Preheat oven to 400 degrees F. Grease a 9x13-inch baking dish with cooking spray. Set aside.
Combine chicken broth and 3/4 cup milk in a large saucepan. Bring to a low boil over medium-high heat. Let boil for 30 seconds then reduce heat to medium-low.
In a separate small bowl, whisk together remaining 1/4 cup milk, flour, onion powder, garlic powder, Italian seasoning, pepper and salt. Whisk until smooth. Pour this mixture into the chicken broth/milk mixture in saucepan. Continue to stir until mixture is smooth and thickens. About 10 minutes. Remove from heat and let stand.
Meanwhile, cook egg noodles in a large pot of salted boiling water until al dente; according to package directions. Drain water. Pour cooked egg noodles into the cream sauce. Add frozen corn, peas and carrots. Carefully fold to combine everything. Spread mixture evenly into the prepared baking dish. Set aside.

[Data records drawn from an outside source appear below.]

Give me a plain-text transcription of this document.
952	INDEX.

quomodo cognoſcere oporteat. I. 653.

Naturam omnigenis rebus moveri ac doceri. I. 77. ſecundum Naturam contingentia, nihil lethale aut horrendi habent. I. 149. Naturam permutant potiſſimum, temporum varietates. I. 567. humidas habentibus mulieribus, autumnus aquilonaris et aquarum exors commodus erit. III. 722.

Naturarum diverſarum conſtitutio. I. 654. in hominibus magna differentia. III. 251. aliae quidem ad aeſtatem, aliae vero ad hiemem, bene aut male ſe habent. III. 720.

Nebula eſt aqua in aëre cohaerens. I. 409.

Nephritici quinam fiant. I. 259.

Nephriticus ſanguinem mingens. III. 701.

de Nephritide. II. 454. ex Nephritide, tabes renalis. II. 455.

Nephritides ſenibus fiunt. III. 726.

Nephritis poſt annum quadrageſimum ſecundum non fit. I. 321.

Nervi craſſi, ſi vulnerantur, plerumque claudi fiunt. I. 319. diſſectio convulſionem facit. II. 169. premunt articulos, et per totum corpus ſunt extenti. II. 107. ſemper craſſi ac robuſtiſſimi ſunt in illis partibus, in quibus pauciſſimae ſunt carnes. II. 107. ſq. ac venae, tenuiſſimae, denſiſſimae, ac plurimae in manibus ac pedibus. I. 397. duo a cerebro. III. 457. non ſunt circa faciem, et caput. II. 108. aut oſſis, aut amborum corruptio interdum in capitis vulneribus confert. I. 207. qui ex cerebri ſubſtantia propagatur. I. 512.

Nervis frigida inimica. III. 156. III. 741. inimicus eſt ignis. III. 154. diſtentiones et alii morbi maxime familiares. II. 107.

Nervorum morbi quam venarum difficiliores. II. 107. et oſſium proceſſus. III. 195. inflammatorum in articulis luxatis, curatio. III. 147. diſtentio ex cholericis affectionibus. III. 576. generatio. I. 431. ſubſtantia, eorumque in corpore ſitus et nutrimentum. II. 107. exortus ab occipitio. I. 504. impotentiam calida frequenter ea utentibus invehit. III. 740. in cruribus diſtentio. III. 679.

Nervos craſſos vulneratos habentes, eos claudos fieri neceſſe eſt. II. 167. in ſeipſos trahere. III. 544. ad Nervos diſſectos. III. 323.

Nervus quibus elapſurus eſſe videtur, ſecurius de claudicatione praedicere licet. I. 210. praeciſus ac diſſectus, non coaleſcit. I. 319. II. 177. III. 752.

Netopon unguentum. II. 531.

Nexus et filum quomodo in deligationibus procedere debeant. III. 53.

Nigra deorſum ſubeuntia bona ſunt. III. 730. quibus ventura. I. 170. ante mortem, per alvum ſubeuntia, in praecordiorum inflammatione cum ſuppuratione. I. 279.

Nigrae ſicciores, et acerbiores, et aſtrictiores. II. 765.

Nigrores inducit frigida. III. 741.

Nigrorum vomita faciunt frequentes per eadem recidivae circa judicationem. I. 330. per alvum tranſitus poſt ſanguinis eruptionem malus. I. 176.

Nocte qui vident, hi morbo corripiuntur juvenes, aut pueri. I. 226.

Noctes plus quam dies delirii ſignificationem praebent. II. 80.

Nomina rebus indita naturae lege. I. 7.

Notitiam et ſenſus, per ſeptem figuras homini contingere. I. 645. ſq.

In a medium bowl, or large ziplock bag, combine ranch seasoning, corn flakes and Parmesan cheese. Dip each chicken breast into melted butter then drop into seasoning mixture; fully coating the chicken. Place each coated chicken breast on the top of noodles.
Cover pan with foil and bake 45 minutes. Carefully remove foil (it will be hot!) and continue to cook another 5 minutes or until chicken is thoroughly cooked. Remove from oven and let stand 10 minutes before serving. Enjoy!